Objectives: The treatment for recurrent thymoma remains a very controversial issue. This study aims to investigate the long-term outcomes in patients with relapse according to treatment strategies and clinicopathological features.
Methods: We retrospectively analyzed the database of three tertiary centers of thoracic surgery with the aim of reviewing the clinical records of 81 patients who experienced a recurrent thymoma after radical thymectomy, in the period between January 2001 and June 2013. The staging of both primitive and recurrent thymomas were based on the surgical and pathological criteria described by Masaoka. Experienced pathologists reassessed independently the histology of the initial thymoma and its relapse, according to the WHO classification. To the purposes of this study R+ resection or thymic carcinoma were considered as exclusion criteria. The overall outcome for long-term (5 years and 10 years) survival and disease-free survival after initial thymectomy and after treatment of recurrent thymoma were analyzed using standard statistics.
Results: The population was gender balanced (41 M, 40 F), mean age: 46.4 ± 12.3 years. Fifty-four patients (66.7%) were affected by myasthenia gravis, while the other 14 by other paraneoplastic conditions. Surgery was performed in 61 patients (75.3%,), and radiotherapy and/or chemotherapy in 14 patients (17.3%). The mean follow-up duration after recurrence onset was 66.3 ± 56.4 months. Adjuvant therapy had no effect on prolonging the disease-free survival: no differences were found when investigating the administration of adjuvant chemotherapy (no CHT = 91.5 ± 76.4 months versus yes CHT=64.0 ± 41.3) and radiotherapy (no RT=86.2 ± 72.8 months versus yes RT= 93.0 ± 62.3; p = 0.8). Relapses were mostly local (mediastinum: 15 cases, pleura: 44 cases); hematogenous distant recurrences were observed in 15 cases (lung: 12; liver: 1; bone: 2 cases). An upgrade in the WHO class (defined as the "migration" of WHO class at initial thymectomy to more aggressive WHO class assigned at thymic recurrence resection) was found in 25/61 cases (40.9%), but this phenomenon apparently did not influence patient's prognosis. Overall, the 5- and 10-year survival rates after the initial thymectomy were 94.8% and 71.7%, respectively, while the 5- and 10-year survival rates after the treatment of the recurrence at the thymic level were 73.6% and 48.3%, respectively (82.4% at 5 years and 65.4% at 10 years when a R0-re-resection was obtained). The analysis on the trends of disease-free survival indicated that the site of recurrence (hematogenous diffusion) seems to be associated to a higher risk of re-relapse (p = 0.01).

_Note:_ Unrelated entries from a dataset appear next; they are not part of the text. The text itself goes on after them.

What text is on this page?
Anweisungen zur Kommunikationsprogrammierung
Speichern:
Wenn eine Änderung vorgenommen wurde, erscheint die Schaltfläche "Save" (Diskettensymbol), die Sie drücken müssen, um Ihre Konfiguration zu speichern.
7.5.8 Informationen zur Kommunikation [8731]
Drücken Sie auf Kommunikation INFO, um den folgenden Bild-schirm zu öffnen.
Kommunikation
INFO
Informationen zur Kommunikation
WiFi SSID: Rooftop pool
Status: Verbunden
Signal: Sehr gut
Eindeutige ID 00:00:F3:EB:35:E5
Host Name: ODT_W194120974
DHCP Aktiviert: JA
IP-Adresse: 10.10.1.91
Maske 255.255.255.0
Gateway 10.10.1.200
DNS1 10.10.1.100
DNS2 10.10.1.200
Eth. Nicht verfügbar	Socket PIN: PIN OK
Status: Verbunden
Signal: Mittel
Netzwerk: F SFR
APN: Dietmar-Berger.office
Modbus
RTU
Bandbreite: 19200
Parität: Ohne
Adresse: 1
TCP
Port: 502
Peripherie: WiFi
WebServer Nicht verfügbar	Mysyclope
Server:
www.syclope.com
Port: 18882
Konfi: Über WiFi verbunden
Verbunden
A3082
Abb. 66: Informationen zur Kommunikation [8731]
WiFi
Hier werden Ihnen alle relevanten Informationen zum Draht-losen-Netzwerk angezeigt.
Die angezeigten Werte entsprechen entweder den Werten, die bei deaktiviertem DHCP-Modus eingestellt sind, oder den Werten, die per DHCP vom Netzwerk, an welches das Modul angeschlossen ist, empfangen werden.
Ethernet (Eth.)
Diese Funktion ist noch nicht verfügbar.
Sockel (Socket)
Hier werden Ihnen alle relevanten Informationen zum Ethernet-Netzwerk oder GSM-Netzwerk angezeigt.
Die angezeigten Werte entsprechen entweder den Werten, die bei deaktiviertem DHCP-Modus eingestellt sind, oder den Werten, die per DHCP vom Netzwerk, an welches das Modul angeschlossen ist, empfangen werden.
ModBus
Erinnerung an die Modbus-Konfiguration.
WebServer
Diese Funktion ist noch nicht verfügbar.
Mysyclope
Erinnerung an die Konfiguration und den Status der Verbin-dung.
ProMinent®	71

Conclusions: Even following a thymectomy performed with radical intent, thymoma may recur several years later, usually as a locoregional relapse. A rewarding long-term survival may be expected after treatment, especially when a re-resection (radical) is performed (82.4% at 5 years). An histopathological "WHO upgrade" (from "low-risk" WHO classes at thymectomy to "high-risk classes" at relapse) may be observed in a remarkable percentage of patients (nearly 40% in this series), but this phenomenon seems to be not correlated with any worsening of the prognosis.